Writing custom steps#

The Graph executes built-in task classes, or task classes and functions that you implement. The task parameters include the following:

  • class_name (str): the relative or absolute class name.

  • handler (str): the function handler (if class_name is not specified it is the function handler).

  • **class_args: a set of class __init__ arguments.

For example, see the following simple echo class:

import mlrun
# mlrun: start
# echo class, custom class example
class Echo:
    def __init__(self, context, name=None, **kw):
        self.context = context
        self.name = name
        self.kw = kw
        
    def do(self, x):
        print("Echo:", self.name, x)
        return x
# mlrun: end

Test the graph: first convert the code to function, and then add the step to the graph:

fn_echo = mlrun.code_to_function("echo_function", kind="serving", image="mlrun/mlrun")

graph_echo = fn_echo.set_topology("flow")

graph_echo.to(class_name="Echo", name="pre-process", some_arg='abc')

graph_echo.plot(rankdir='LR')
../_images/8d7ba409f9714cb8b605852a1a22b379a91d17c4ae317179702e9fbd53bdea1e.svg

Create a mock server to test this locally:

echo_server = fn_echo.to_mock_server(current_function="*")

result = echo_server.test("", {"inputs": 123})

print(result)
{'id': '97397ea412334afdb5e4cb7d7c2e6dd3'}
Echo: pre-process {'inputs': 123}

For more information, see the Advanced Graph Notebook Example

You can use any Python function by specifying the handler name (e.g. handler=json.dumps). The function is triggered with the event.body as the first argument, and its result is passed to the next step.

Alternatively, you can use classes that can also store some step/configuration and separate the one time init logic from the per event logic. The classes are initialized with the class_args. If the class init args contain context or name, they are initialized with the graph context and the step name.

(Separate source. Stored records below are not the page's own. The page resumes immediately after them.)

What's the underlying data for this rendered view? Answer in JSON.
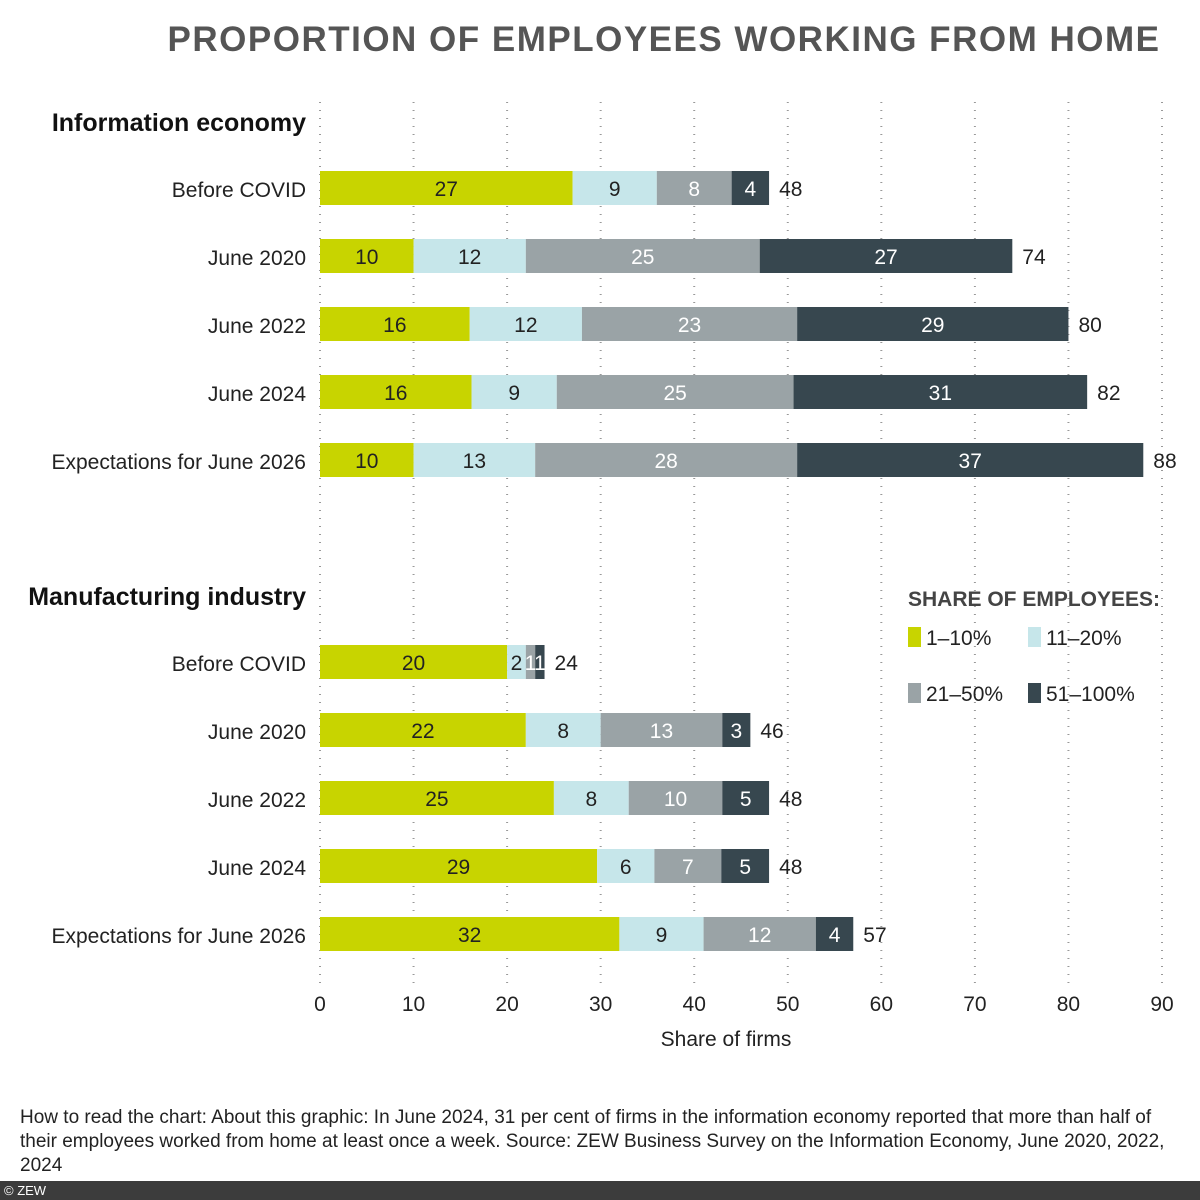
{
  "chart_data": {
    "type": "bar",
    "orientation": "horizontal",
    "stacked": true,
    "title": "PROPORTION OF EMPLOYEES WORKING FROM HOME",
    "xlabel": "Share of firms",
    "xlim": [
      0,
      90
    ],
    "xticks": [
      0,
      10,
      20,
      30,
      40,
      50,
      60,
      70,
      80,
      90
    ],
    "grid": "vertical dotted",
    "legend": {
      "title": "SHARE OF EMPLOYEES:",
      "placement": "right",
      "entries": [
        "1–10%",
        "11–20%",
        "21–50%",
        "51–100%"
      ]
    },
    "colors": [
      "#c8d400",
      "#c6e6ea",
      "#9aa3a6",
      "#37474f"
    ],
    "groups": [
      {
        "name": "Information economy",
        "categories": [
          "Before COVID",
          "June 2020",
          "June 2022",
          "June 2024",
          "Expectations for June 2026"
        ],
        "series": [
          {
            "name": "1–10%",
            "values": [
              27,
              10,
              16,
              16,
              10
            ]
          },
          {
            "name": "11–20%",
            "values": [
              9,
              12,
              12,
              9,
              13
            ]
          },
          {
            "name": "21–50%",
            "values": [
              8,
              25,
              23,
              25,
              28
            ]
          },
          {
            "name": "51–100%",
            "values": [
              4,
              27,
              29,
              31,
              37
            ]
          }
        ],
        "totals": [
          48,
          74,
          80,
          82,
          88
        ]
      },
      {
        "name": "Manufacturing industry",
        "categories": [
          "Before COVID",
          "June 2020",
          "June 2022",
          "June 2024",
          "Expectations for June 2026"
        ],
        "series": [
          {
            "name": "1–10%",
            "values": [
              20,
              22,
              25,
              29,
              32
            ]
          },
          {
            "name": "11–20%",
            "values": [
              2,
              8,
              8,
              6,
              9
            ]
          },
          {
            "name": "21–50%",
            "values": [
              1,
              13,
              10,
              7,
              12
            ]
          },
          {
            "name": "51–100%",
            "values": [
              1,
              3,
              5,
              5,
              4
            ]
          }
        ],
        "totals": [
          24,
          46,
          48,
          48,
          57
        ]
      }
    ]
  },
  "footnote": "How to read the chart: About this graphic: In June 2024, 31 per cent of firms in the information economy reported that more than half of their employees worked from home at least once a week. Source: ZEW Business Survey on the Information Economy, June 2020, 2022, 2024",
  "copyright": "© ZEW"
}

By default, the class_name and handler specify a class/function name in the globals() (i.e. this module). Alternatively, those can be full paths to the class (module.submodule.class), e.g. storey.WriteToParquet. You can also pass the module as an argument to functions such as function.to_mock_server(namespace=module). In this case the class or handler names are also searched in the provided module.

When using classes the class event handler is invoked on every event with the event.body. If the Task step full_event parameter is set to True the handler is invoked and returns the full event object. If the class event handler is not specified, it invokes the class do() method.

If you need to implement async behavior, then subclass storey.MapClass.